O evento teve a participação de autoridades, que fizeram uso da
palavra e se posicionaram diante de questões relevantes para a
agricultura. O presidente do Sindicato Rural, João Motta,
agradeceu a Fábio Meirelles, ‘pelo grande esforço para estar em
Cândido Mota’ e reafirmou a importância da ‘presença do
representante máximo da agricultura brasileira’.
“Fico feliz por ter contribuído decisivamente para a vinda do
Dr. Fábio. Espero que ele continue firme no seu ideal de
valorizar o pequeno e médio produtor rural”, salientou Motta.
Durante o discurso, o sindicalista reforçou a necessidade de uma
‘política agrícola séria, que valorize o produtor rural e não
apenas o agronegócio’. Frisou que na região a reforma agrária já
existe, ‘pois mais de 80% dos produtores rurais possuem áreas
abaixo de 80 hectares’. “Isto é reforma agrária natural”, opinou
o líder do sindicato.
Motta destacou a necessidade de seguro de produção e renda.
Asseverou que a pedra fundamental para uma política agrícola
‘séria e robusta’, é um seguro de produção que garanta renda
mínima ao pequeno e médio produtor rural. “Estamos cansados de
ver o Governo Federal empurrar o problema com a barriga e não
resolver de forma definitiva os problemas financeiros do
agricultor. Chega de descaso, queremos mais respeito para com
aqueles que sustentam o Brasil no cabo da enxada”, desabafou.
Meio ambiente
Ele citou ainda questões referentes ao equilíbrio do meio
ambiente. O presidente do Sindicato Rural deixou claro que os
produtores rurais não são contra a preservação do meio ambiente.

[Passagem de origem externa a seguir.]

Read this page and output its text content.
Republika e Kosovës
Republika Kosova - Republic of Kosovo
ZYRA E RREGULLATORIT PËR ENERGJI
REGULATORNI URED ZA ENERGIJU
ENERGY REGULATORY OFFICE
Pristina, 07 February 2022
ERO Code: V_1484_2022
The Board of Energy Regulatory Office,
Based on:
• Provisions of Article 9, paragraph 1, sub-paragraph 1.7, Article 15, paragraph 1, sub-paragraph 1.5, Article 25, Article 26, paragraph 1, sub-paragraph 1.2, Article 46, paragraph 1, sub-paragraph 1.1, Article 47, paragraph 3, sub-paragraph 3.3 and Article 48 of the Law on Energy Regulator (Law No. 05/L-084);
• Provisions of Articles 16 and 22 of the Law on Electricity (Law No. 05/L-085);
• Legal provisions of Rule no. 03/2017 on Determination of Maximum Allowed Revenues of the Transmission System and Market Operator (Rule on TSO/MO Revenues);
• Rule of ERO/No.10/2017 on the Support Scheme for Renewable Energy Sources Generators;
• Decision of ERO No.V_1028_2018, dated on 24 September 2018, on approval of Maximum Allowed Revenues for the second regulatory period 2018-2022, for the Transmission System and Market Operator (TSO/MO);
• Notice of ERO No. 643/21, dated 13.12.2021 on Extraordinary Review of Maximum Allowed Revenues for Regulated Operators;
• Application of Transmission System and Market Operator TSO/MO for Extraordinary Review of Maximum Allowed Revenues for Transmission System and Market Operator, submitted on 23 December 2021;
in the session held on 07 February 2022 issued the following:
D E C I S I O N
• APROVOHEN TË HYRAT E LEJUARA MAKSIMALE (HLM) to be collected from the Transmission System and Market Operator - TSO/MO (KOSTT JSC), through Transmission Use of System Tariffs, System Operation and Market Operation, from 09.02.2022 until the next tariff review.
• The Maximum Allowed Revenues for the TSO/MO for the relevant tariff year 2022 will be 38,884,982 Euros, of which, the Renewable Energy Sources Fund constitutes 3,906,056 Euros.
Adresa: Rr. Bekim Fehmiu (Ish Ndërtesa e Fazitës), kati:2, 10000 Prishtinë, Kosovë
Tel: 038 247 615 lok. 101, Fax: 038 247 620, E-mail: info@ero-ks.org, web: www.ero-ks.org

Ele entende que muita coisa deve ser revista e até mesmo a
recomposição de algumas espécies de mata nativa deve ser feita.

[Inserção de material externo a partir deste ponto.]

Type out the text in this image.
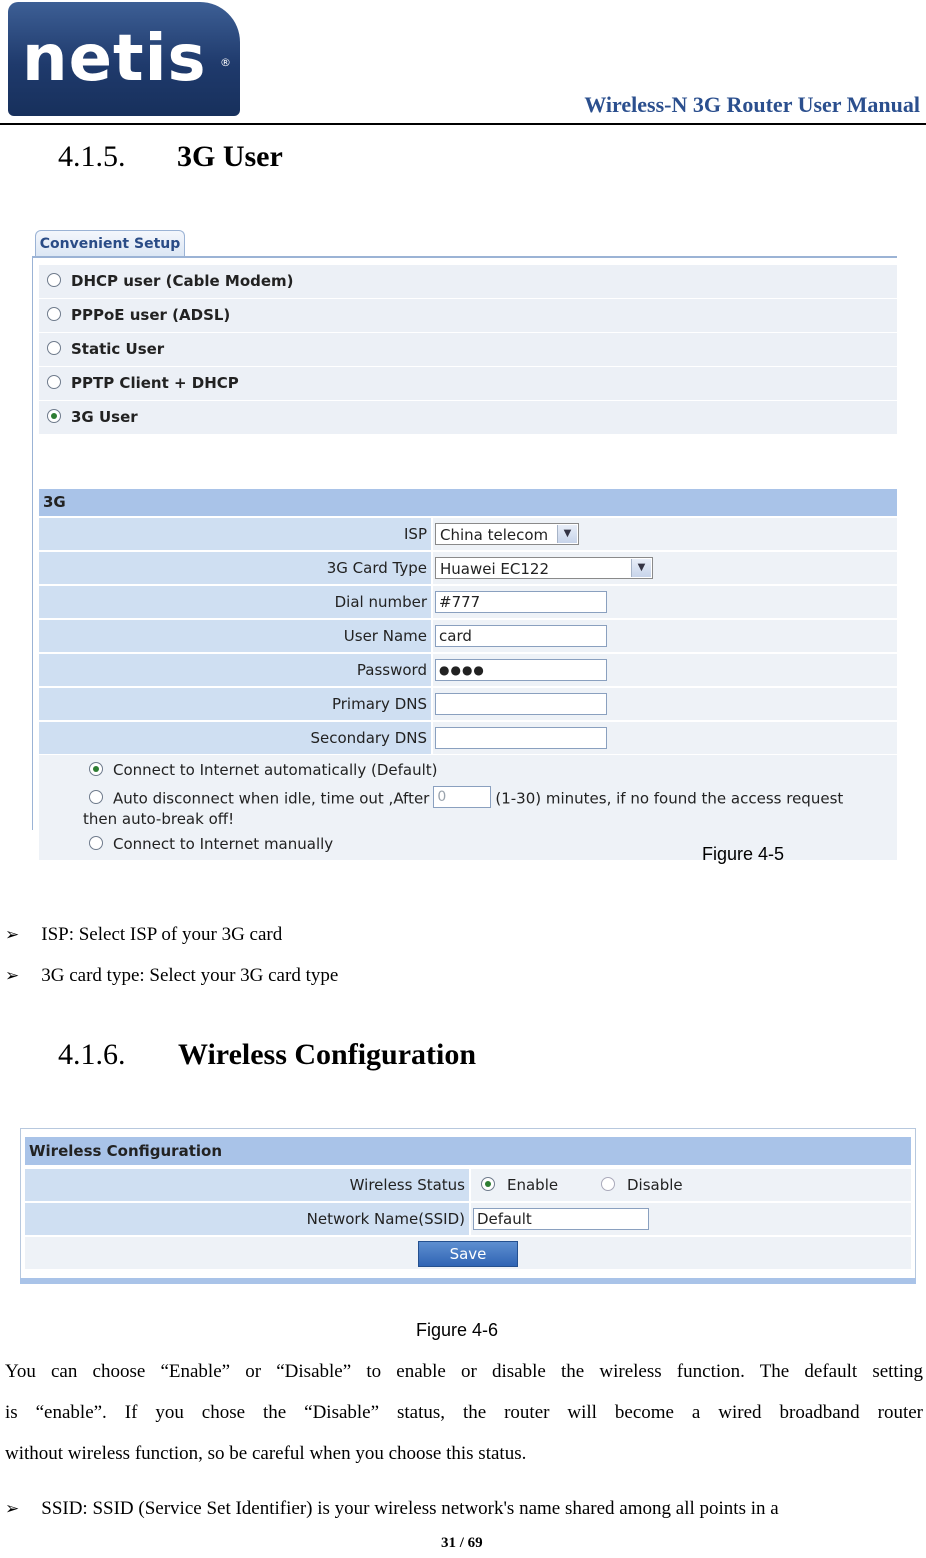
netis	®
Wireless-N 3G Router User Manual
4.1.5. 3G User
Convenient Setup
DHCP user (Cable Modem)
PPPoE user (ADSL)
Static User
PPTP Client + DHCP
3G User
3G
ISP China telecom	▼
3G Card Type Huawei EC122	▼
Dial number #777
User Name card
Password	●●●●
Primary DNS
Secondary DNS
Connect to Internet automatically (Default)
Auto disconnect when idle, time out ,After 0	(1-30) minutes, if no found the access request
then auto-break off!
Connect to Internet manually	Figure 4-5
➢ ISP: Select ISP of your 3G card
➢ 3G card type: Select your 3G card type
4.1.6. Wireless Configuration
Wireless Configuration
Wireless Status	Enable	Disable
Network Name(SSID) Default
Save
Figure 4-6
You can choose “Enable” or “Disable” to enable or disable the wireless function. The default setting
is “enable”. If you chose the “Disable” status, the router will become a wired broadband router
without wireless function, so be careful when you choose this status.
➢ SSID: SSID (Service Set Identifier) is your wireless network's name shared among all points in a
31 / 69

“No entanto, o agricultor não pode ser tratado como bandido,
pois o único pecado que cometeu foi produzir durante anos
alimentos para toda a nação brasileira, inclusive para boa parte
da população mundial”.
E continuou: “Sabemos que é necessário rever esse
posicionamento, que não é mais correto desmatar para plantar. Se
antes era correto, pois o próprio governo fomentava a degradação
ambiental, pois o asfalto das rodovias que desbravavam os
‘sertões’, bem como o aumento da produção de alimentos, eram
vistos como sinais de progresso e desenvolvimento, hoje não é
mais bem assim. Dessa forma, é muito importante que o governo e
a sociedade assumam de vez sua responsabilidade ambiental frente
às novas demandas mundiais, todavia, com muita cautela para o
produtor rural não ser injustiçado e condenado sozinho por algo
que fez com a anuência do governo e para a sobrevivência e
comodidade da população urbana.”
O dirigente sindical ainda lembrou que atualmente a consciência
ambiental tomou conta de todo o imaginário nacional e mundial.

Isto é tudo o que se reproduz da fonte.